First things first, you need to determine how you should approach your manager. Will you send an email or have this conversation in-person?
The lure of email can be tempting, especially since it saves you the embarrassment of needing to look your boss in the face as you confess your own perceived stupidity. Fortunately, jotting your supervisor a message can work just fine for any non-urgent matters. Plus, email gives you the opportunity to document any information that your boss might require (more on that in a minute!).
But, if this problem you're dealing with is particularly time-pressing or groundbreaking? Much like any other serious conversation, those issues are best handled face-to-face.
Imagine that you strolled into your manager's office and nonchalantly said, "Hey, boss! The building is on fire and I was really hoping you could jump in and put it out."
Your manager is bound to have questions. How did this fire get started? Has anybody already tried to put it out? Why is this happening?
Just because you can't bring any potential solutions to your supervisor doesn't mean that you can wander into his office without any context. He'll need the necessary background information in order to better understand the situation and help you identify the best way forward.
Before initiating the conversation, take some time to think through the entirety of your problem:
Coming armed and ready with all of this information in place will show that you aren't just aiming for an easy way out of your sticky situation. You may not have the answer — but at least you took the time to gather the facts.
There's a reason that you're going to your boss with this problem — not only because you don't have the solution, but also because you know that making the wrong move could have some serious consequences.
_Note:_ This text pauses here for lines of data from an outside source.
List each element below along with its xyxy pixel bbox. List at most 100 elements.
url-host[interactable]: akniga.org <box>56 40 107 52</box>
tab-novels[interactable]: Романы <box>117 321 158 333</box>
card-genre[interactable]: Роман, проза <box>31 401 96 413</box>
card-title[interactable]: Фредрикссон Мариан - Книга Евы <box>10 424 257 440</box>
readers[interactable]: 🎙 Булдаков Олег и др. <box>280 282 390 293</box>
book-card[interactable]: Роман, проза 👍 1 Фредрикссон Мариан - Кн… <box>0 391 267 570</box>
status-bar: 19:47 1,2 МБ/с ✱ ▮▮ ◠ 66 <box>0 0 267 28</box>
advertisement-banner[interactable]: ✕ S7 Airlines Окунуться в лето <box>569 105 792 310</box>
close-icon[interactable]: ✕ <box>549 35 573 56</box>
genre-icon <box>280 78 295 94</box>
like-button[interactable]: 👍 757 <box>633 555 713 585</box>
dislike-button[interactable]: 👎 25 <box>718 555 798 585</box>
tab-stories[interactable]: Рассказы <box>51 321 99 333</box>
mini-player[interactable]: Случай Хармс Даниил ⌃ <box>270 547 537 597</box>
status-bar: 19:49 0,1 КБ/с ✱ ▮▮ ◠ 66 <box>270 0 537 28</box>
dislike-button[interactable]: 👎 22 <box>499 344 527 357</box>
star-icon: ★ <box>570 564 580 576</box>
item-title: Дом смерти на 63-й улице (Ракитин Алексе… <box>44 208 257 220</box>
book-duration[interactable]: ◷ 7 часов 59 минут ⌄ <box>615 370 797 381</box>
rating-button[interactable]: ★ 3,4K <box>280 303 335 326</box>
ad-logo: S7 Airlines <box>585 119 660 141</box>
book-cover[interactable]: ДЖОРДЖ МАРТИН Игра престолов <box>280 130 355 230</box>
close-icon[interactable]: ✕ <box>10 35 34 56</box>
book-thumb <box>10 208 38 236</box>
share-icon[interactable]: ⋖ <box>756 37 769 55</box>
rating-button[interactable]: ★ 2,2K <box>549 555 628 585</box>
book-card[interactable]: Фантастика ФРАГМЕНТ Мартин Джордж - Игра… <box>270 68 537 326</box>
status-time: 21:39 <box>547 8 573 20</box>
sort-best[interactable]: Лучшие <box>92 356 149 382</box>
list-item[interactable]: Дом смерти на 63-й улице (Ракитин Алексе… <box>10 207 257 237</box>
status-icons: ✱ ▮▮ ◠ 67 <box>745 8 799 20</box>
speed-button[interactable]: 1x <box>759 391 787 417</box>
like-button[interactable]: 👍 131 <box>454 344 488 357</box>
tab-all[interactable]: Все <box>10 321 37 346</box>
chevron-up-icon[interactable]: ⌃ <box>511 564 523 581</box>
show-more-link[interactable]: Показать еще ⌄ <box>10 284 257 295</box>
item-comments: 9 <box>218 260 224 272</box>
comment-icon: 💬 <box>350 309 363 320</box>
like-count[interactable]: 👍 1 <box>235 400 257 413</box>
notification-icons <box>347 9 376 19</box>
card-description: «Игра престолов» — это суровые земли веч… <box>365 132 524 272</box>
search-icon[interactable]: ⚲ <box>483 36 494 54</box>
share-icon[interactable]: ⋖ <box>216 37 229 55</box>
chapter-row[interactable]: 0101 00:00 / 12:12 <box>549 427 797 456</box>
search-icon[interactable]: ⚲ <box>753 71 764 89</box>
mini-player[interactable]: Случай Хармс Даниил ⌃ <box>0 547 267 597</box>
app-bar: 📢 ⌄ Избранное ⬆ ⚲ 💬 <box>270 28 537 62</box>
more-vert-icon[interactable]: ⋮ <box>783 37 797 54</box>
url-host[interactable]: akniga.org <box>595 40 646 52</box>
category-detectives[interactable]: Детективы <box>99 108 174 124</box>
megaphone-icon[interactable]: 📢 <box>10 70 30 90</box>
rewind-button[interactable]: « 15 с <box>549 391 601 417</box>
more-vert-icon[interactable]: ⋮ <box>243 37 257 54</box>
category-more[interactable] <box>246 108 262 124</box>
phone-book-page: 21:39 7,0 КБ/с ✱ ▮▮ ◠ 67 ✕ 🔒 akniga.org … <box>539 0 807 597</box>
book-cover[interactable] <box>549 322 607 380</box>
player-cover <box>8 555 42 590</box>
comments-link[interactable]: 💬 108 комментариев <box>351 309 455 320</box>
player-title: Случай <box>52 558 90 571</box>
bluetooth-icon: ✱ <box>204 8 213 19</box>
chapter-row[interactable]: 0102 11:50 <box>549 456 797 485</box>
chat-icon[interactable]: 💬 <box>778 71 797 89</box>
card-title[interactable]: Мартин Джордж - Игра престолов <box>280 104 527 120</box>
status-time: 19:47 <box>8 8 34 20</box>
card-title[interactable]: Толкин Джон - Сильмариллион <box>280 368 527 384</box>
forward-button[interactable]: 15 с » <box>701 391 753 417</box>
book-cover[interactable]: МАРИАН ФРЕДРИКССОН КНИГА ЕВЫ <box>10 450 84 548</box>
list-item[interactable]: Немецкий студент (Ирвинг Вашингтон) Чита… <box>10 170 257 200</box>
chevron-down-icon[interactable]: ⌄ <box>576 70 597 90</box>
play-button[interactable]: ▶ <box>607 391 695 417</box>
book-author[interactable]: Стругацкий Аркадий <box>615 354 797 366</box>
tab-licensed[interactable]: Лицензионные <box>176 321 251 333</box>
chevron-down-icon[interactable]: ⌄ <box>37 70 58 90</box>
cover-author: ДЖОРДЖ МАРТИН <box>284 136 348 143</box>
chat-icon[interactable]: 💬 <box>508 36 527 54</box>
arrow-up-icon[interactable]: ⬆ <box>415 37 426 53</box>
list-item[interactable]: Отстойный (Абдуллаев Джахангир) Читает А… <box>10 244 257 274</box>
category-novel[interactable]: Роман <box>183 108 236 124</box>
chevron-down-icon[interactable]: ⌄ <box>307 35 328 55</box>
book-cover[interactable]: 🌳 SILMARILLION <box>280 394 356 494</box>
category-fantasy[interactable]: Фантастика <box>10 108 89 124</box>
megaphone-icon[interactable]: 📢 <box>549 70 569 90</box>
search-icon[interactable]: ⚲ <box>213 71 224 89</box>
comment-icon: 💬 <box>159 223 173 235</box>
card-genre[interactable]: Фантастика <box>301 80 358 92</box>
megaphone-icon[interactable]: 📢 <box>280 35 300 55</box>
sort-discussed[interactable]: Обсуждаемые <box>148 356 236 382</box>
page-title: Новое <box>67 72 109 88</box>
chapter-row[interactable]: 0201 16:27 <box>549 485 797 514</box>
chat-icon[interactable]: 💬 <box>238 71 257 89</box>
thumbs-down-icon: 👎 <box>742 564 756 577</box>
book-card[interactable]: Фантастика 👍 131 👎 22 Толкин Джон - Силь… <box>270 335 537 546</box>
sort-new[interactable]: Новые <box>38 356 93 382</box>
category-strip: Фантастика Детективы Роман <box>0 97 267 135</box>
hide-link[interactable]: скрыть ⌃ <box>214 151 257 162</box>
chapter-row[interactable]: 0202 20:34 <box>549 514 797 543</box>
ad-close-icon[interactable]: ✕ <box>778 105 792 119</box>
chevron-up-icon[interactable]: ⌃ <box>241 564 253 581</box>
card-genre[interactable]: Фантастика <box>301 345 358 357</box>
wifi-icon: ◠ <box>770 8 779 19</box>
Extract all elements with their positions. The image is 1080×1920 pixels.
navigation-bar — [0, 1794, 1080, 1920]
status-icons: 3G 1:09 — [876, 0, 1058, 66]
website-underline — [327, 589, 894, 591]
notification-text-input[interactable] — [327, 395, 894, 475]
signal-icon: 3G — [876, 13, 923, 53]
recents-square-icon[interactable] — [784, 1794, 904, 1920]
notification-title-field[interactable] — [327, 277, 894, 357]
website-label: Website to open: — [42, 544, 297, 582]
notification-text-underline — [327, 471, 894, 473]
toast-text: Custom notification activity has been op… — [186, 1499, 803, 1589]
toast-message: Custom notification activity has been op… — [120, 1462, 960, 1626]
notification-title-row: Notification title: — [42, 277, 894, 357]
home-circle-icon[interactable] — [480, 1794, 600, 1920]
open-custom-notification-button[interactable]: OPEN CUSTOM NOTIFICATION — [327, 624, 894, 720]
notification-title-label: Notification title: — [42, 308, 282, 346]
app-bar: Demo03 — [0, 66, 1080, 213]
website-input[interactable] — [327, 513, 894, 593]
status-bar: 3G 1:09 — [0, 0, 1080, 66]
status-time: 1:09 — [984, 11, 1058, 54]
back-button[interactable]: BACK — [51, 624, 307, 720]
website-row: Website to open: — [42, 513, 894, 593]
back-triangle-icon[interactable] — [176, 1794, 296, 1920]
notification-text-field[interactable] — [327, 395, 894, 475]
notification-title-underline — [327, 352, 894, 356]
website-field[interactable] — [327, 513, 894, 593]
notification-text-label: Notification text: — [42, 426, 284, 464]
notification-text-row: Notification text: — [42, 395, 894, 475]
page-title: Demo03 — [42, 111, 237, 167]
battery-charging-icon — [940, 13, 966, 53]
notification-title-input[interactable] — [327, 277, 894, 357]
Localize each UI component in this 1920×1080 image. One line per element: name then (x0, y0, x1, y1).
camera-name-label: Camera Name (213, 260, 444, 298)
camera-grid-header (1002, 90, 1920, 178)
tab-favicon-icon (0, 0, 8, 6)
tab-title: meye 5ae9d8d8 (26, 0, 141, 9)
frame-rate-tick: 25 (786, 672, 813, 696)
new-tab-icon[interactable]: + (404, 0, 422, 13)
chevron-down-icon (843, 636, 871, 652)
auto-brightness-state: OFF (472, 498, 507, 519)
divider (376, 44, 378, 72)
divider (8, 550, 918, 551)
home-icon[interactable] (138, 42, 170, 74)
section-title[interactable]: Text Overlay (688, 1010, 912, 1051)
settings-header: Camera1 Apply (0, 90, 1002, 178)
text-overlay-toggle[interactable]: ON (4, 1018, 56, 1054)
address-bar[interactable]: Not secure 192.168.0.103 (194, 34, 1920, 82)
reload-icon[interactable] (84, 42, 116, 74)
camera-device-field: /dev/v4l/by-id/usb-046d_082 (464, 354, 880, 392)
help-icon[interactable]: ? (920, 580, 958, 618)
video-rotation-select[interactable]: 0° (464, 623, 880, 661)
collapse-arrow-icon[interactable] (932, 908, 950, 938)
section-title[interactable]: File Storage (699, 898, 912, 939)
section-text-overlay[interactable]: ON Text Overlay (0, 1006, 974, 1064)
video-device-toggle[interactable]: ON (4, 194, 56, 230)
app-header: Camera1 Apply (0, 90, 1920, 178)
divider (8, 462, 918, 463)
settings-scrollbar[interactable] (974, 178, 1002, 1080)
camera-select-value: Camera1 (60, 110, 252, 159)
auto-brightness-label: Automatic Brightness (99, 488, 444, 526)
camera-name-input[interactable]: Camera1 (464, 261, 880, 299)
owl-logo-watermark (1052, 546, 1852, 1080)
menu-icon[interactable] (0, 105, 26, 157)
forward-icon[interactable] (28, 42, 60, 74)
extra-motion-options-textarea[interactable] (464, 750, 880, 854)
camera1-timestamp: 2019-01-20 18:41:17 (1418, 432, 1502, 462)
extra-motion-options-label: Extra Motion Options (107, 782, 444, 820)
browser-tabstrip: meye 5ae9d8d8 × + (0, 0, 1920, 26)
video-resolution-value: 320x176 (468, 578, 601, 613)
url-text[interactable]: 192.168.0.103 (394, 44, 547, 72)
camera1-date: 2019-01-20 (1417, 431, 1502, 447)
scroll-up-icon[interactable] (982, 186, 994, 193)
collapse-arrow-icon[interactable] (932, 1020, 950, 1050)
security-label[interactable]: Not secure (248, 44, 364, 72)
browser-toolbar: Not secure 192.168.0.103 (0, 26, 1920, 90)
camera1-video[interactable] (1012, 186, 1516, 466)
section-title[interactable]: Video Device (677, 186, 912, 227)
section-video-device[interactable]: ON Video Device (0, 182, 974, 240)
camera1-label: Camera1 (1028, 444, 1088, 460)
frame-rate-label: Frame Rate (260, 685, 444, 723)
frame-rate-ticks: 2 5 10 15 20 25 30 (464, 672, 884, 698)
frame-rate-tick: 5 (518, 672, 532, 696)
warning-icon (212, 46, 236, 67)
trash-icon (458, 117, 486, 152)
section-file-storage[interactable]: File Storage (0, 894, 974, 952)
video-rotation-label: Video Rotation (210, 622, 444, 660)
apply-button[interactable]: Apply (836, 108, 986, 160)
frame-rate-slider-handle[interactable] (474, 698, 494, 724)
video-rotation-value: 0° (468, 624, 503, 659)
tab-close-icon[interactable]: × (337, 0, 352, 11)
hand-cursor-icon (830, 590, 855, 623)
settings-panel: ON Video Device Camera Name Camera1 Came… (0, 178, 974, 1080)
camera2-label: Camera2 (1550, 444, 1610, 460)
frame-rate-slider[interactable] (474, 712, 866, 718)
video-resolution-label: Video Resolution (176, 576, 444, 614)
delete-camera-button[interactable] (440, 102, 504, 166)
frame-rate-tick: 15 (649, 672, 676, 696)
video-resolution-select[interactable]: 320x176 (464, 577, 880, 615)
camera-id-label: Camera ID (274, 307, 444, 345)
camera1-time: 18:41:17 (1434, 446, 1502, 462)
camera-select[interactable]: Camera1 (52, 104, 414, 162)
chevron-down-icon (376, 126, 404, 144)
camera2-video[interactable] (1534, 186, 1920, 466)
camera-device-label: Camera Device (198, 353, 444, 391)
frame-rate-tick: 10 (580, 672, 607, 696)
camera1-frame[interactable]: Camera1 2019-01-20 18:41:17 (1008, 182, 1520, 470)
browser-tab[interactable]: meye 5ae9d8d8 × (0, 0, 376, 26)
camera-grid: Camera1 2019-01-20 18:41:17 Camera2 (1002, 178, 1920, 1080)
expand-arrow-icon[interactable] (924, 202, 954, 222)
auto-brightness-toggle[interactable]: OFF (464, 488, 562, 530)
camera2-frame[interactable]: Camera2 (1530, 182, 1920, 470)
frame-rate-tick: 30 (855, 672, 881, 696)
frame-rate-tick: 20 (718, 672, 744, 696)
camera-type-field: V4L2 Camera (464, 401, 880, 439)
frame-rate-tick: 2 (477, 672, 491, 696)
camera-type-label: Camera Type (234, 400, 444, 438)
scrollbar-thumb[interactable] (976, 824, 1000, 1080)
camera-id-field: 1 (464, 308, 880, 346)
You need to make that potential fallout explicitly clear. What makes this problem worthy of his time and attention? Is a client really angry? Is the company's reputation at risk?
More often than not, managers prefer to get involved before stuff really hits the fan. So, your own supervisor will likely be happy that you brought the issue to him before things turned into even a bigger mess.
Not having the answer can be a blow to your ego. But, cut yourself some slack and remind yourself of the fact that — whether you're new or well-established in your position — you're not supposed to know everything. It's for that very reason that you have a boss to guide and advise you when these sorts of things come up.
As embarrassed as you might feel, don't fall into the trap of repeatedly apologizing for what you assume to be your own ignorance. Instead, be matter-of-fact about the help that you need and express gratitude for your manager's insights.
What does that look like? Instead of saying: "I'm really sorry that I need to bother you with this. I just don't know what to do."
Try something like this: "I'd really appreciate your help in figuring out the best way to respond to this client."
Not knowing how to resolve something once is totally understandable and forgivable. But, if you continue to repeatedly approach your boss with that exact same issue, you're bound to begin fostering that helpless reputation you're so desperately trying to avoid.
When your manager does walk you through how to solve the problem that's on your plate, make sure you document it. Create yourself a little cheat sheet where you can record the answers to questions and issues you might see crop up again.
That way, if you encounter that issue in the future, you'll be able to take a little more initiative on your own.
Needing to approach your boss with a problem can definitely poke holes in your confidence —and, even more so when you don't have any ideas for how to address that setback yourself.
However, it happens. You don't have all of the answers, and every now and then you'll need to lean on your manager's experience and wisdom to get you through some sticky situations.
So, take a deep breath, follow these five steps, and finally knock on your boss' door. I'm willing to bet you'll be pleasantly surprised by how that conversation plays out.